Car si devait empirer, cette contagion pourrait s'avérer très coûteuse pour les transporteurs nord-américains. Peut-être autant que la crise du syndrome respiratoire SRAS il y a six ans, avertit même Jacques Kavafian, analyste en transports chez Research Capital, à Toronto,

«L'impact pourrait être aussi grave qu'en 2003 pour Air Canada, par exemple, si des pays d'outre-mer, en Asie et en Europe, décidaient d'imposer des restrictions envers les voyageurs originaires d'Amérique du Nord, a expliqué M. Kavafian.

«C'est pourquoi les transporteurs canadiens devraient suspendre temporairement leurs vols avec le Mexique pour éviter d'affecter d'autres marchés qui leur seront beaucoup plus importants au cours des prochains mois.»

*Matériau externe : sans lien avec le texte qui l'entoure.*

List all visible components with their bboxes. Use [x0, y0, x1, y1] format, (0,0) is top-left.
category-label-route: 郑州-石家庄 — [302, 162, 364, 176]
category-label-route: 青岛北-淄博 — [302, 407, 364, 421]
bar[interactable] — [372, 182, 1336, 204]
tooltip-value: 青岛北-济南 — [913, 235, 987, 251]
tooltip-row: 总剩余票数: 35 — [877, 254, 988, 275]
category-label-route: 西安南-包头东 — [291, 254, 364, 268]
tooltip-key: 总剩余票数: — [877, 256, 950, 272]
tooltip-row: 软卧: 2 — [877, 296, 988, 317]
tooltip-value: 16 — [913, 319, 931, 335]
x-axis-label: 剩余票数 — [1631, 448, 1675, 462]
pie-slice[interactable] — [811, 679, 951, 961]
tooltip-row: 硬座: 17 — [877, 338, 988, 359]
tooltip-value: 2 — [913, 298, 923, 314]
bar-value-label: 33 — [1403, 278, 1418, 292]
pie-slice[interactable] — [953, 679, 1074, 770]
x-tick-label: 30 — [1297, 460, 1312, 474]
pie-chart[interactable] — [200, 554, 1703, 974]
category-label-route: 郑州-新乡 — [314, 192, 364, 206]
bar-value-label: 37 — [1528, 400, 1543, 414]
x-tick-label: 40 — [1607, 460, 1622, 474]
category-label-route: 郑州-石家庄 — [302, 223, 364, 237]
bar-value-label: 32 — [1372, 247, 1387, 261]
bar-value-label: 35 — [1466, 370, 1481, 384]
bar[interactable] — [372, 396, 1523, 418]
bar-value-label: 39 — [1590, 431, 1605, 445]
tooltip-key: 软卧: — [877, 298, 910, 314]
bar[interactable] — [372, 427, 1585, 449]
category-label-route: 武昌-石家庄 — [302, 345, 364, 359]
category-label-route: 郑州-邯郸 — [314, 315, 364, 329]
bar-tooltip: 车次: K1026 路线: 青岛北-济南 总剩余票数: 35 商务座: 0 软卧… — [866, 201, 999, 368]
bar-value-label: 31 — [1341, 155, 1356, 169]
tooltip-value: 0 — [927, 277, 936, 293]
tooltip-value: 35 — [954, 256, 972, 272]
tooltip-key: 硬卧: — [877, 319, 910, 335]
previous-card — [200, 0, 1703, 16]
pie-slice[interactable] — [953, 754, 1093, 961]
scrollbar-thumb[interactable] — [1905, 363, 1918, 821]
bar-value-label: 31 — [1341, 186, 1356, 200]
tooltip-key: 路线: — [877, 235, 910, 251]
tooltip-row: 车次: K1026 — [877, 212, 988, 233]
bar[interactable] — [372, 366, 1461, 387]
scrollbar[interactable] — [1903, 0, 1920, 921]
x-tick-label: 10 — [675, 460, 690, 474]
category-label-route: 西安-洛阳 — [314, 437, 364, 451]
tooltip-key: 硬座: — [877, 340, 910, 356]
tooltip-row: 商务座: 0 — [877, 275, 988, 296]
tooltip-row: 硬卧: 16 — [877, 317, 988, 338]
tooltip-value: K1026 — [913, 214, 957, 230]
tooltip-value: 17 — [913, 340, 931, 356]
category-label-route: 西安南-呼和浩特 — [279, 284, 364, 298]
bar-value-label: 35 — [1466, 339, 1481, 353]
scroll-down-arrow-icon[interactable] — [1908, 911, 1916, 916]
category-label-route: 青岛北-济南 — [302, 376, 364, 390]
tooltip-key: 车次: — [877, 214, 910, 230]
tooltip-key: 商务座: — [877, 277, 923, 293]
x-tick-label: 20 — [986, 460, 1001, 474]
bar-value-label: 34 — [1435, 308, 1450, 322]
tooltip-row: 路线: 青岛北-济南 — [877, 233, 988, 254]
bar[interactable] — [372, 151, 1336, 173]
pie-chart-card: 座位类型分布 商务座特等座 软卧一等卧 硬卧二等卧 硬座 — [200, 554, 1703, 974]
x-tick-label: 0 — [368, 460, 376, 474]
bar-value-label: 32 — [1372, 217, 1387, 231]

En 2003, la contagion du syndrome respiratoire SRAS, d'origine asiatique cette fois, avait dégénéré en crise sanitaire à Toronto et à Vancouver, deux villes d'entrée en Amérique du Nord pour les voyageurs d'Asie.

Le transporteur Air Canada, qui était précaire financièrement, avait subi un brusque ressac de ses affaires qui l'avait forcé à réduire davantage son horaire de vols et ses effectifs.

Ses liaisons asiatiques furent les premières affectées. Mais aussi celles vers les États-Unis et l'Europe, où les autorités ont craint la propagation du SRAS par les voyageurs ayant transité par le Canada.

 

2%

Selon la Banque mondiale, une pandémie «modérée» affecterait d'environ 2% le produit intérieur brut mondial, tandis qu'une «grave» pandémie amputerait l'économie mondiale de près de 5%, ou plus de 3000 milliards de dollars.

20 milliards US

Apparue en Chine fin 2002 avant de se propager dans le reste de la région en 2003, l'épidémie de pneumonie atypique (SRAS) aurait coûté 20 milliards de dollars aux pays d'Asie en ce qui concerne le PIB, selon l'Organisation mondiale de la santé.

90 milliards US

En 2001, la Grande-Bretagne a fait face à une épizootie de fièvre aphteuse qui a coûté quelque 90 milliards US, dont 49 milliards US «d'incidence négative « sur les secteurs du tourisme et des loisirs, selon la Banque mondiale de 2006.